John Scofield (par Hélène Collon)
  • Que pensez-vous du téléchargement de la musique sur internet ?

J’ai eu la chance de bénéficier du système et d’avoir une véritable carrière professionnelle, à vrai dire pas tant grâce aux disques eux-mêmes que grâce à mes compositions, et je serais donc plutôt contre le téléchargement. Mais je crois que nous n’y pouvons pas grand-chose, et qu’il est en tous cas illusoire de vouloir l’interdire. En fait, je crois que j’ai peur, parce que je ne sais pas à quoi ressemblera l’avenir dans ce domaine…

  • Quelle est la dernière écoute qui vous a fait frissonner ?

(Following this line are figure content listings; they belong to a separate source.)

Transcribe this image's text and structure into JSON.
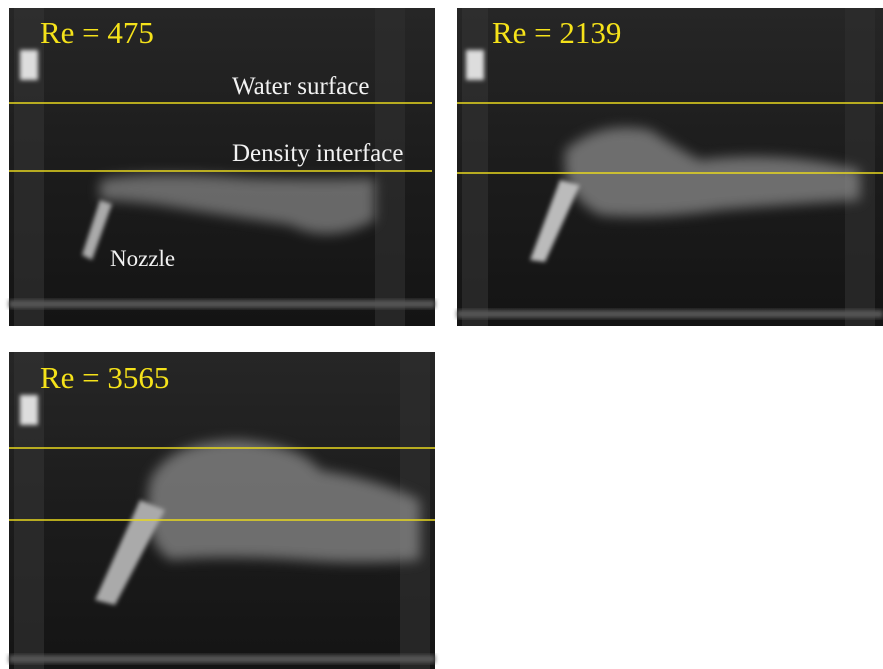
{
  "panels": [
    {
      "label": "Re = 475",
      "annotations": {
        "water_surface": "Water surface",
        "density_interface": "Density interface",
        "nozzle": "Nozzle"
      }
    },
    {
      "label": "Re = 2139"
    },
    {
      "label": "Re = 3565"
    }
  ]
}
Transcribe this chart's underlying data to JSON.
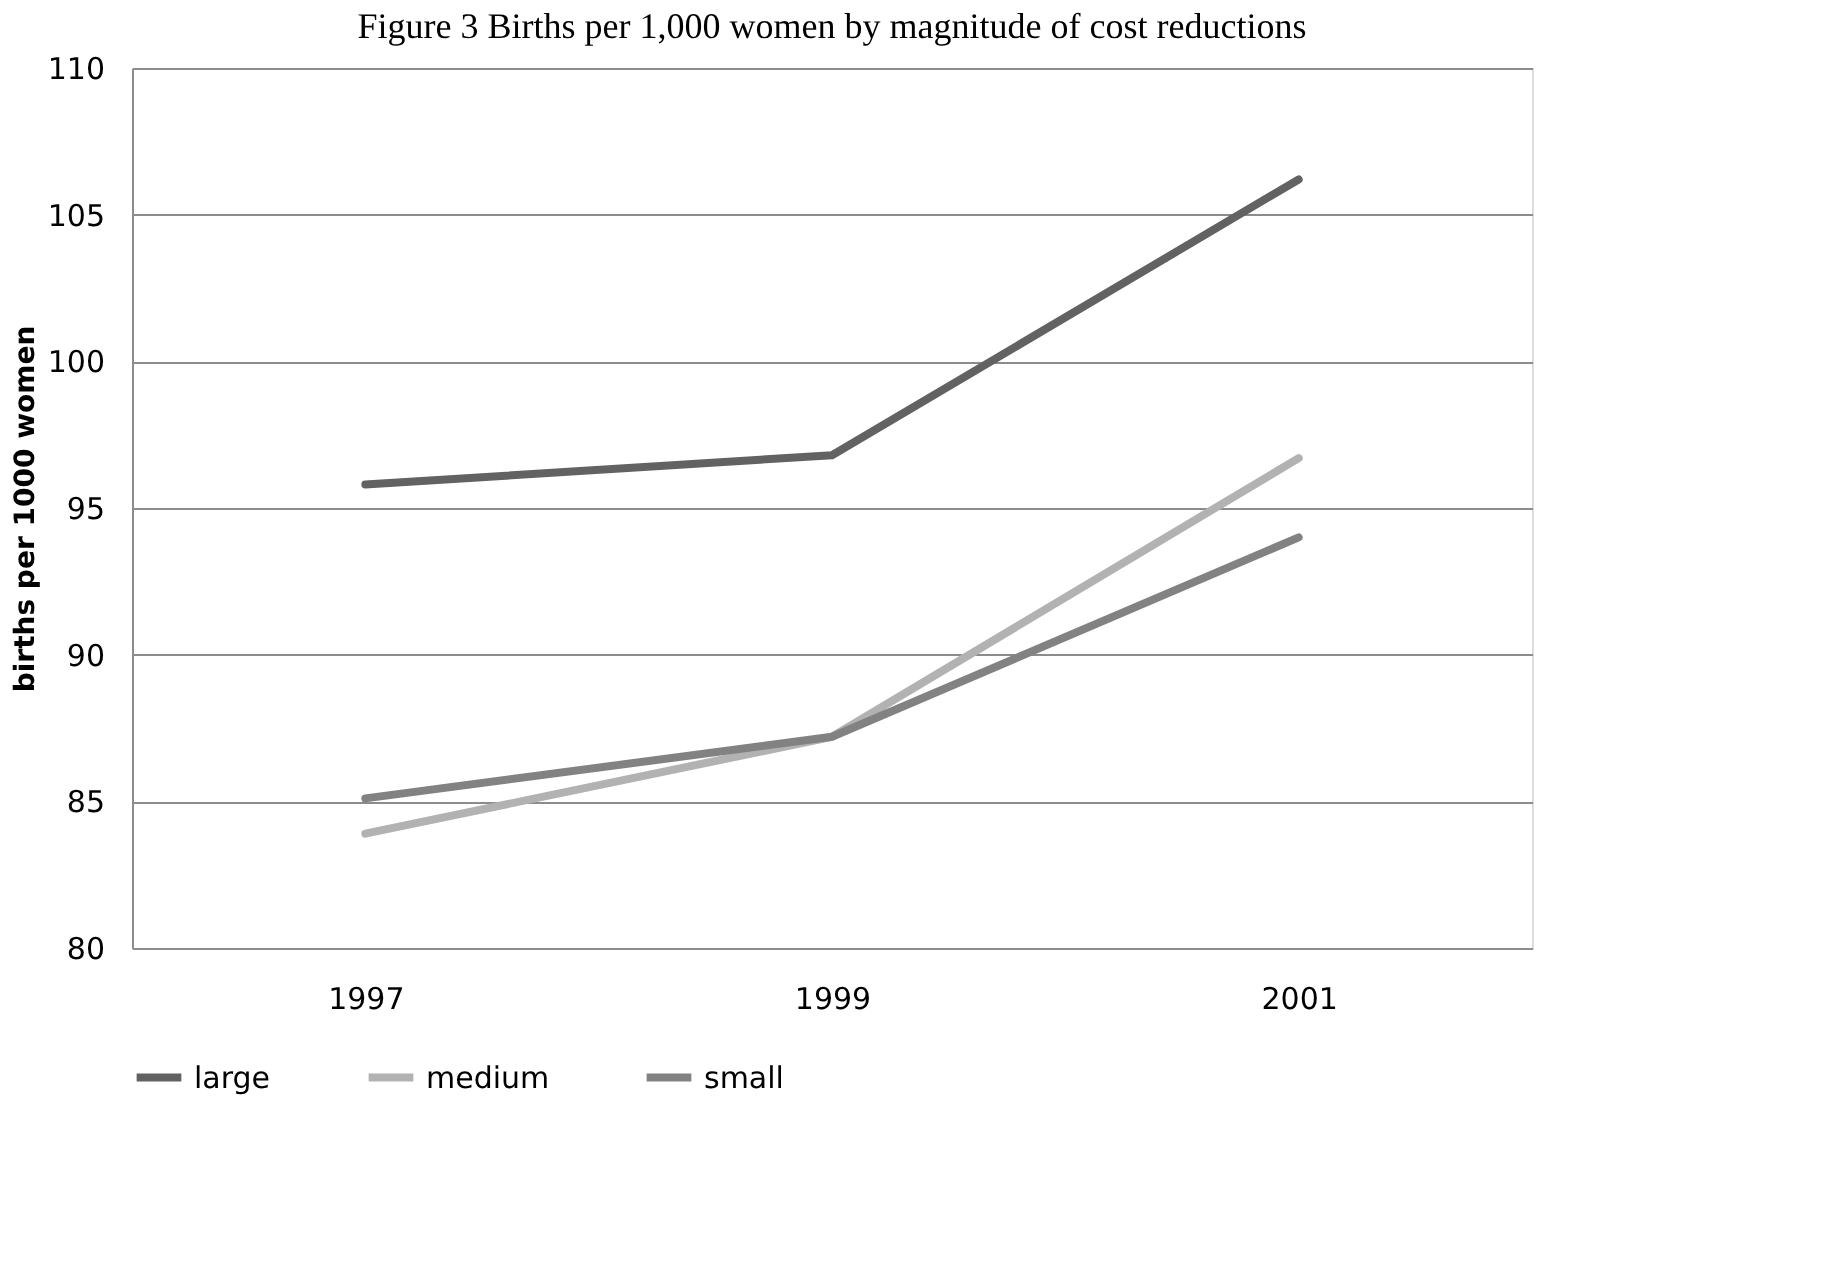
{
  "chart_data": {
    "type": "line",
    "title": "Figure 3 Births per 1,000 women by magnitude of cost reductions",
    "ylabel": "births per 1000 women",
    "categories": [
      "1997",
      "1999",
      "2001"
    ],
    "series": [
      {
        "name": "large",
        "color": "#626262",
        "values": [
          95.8,
          96.8,
          106.2
        ]
      },
      {
        "name": "medium",
        "color": "#b2b2b2",
        "values": [
          83.9,
          87.2,
          96.7
        ]
      },
      {
        "name": "small",
        "color": "#828282",
        "values": [
          85.1,
          87.2,
          94.0
        ]
      }
    ],
    "ylim": [
      80,
      110
    ],
    "yticks": [
      80,
      85,
      90,
      95,
      100,
      105,
      110
    ],
    "grid": "y",
    "legend": "bottom",
    "marker": "none",
    "line_style": "solid"
  }
}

Vous voulez savoir la vérité ? C’est l’album que j’écoutais dans ma voiture en allant à l’aéroport, le Four and More de Miles (Davis), avec le jeune Tony Williams, et Herbie (Hancock). J’ai vraiment eu la chair de poule ! J’avais entendu cet album pour la première fois en 1970, quand je faisais mes débuts dans le jazz, et je ne l’avais pas compris. Cela m’a pris du temps, je le comprends aujourd’hui, et je le trouve encore plus bouleversant !

  • Y a-t-il un « leitmotiv » à votre existence ?

« Be There Now » (être là maintenant), je crois. Le passé est derrière nous et il n’y a rien que nous puissions y faire, le futur est devant et il ne sert à rien de s’en inquiéter, alors autant consacrer notre attention à être là, dans l’instant…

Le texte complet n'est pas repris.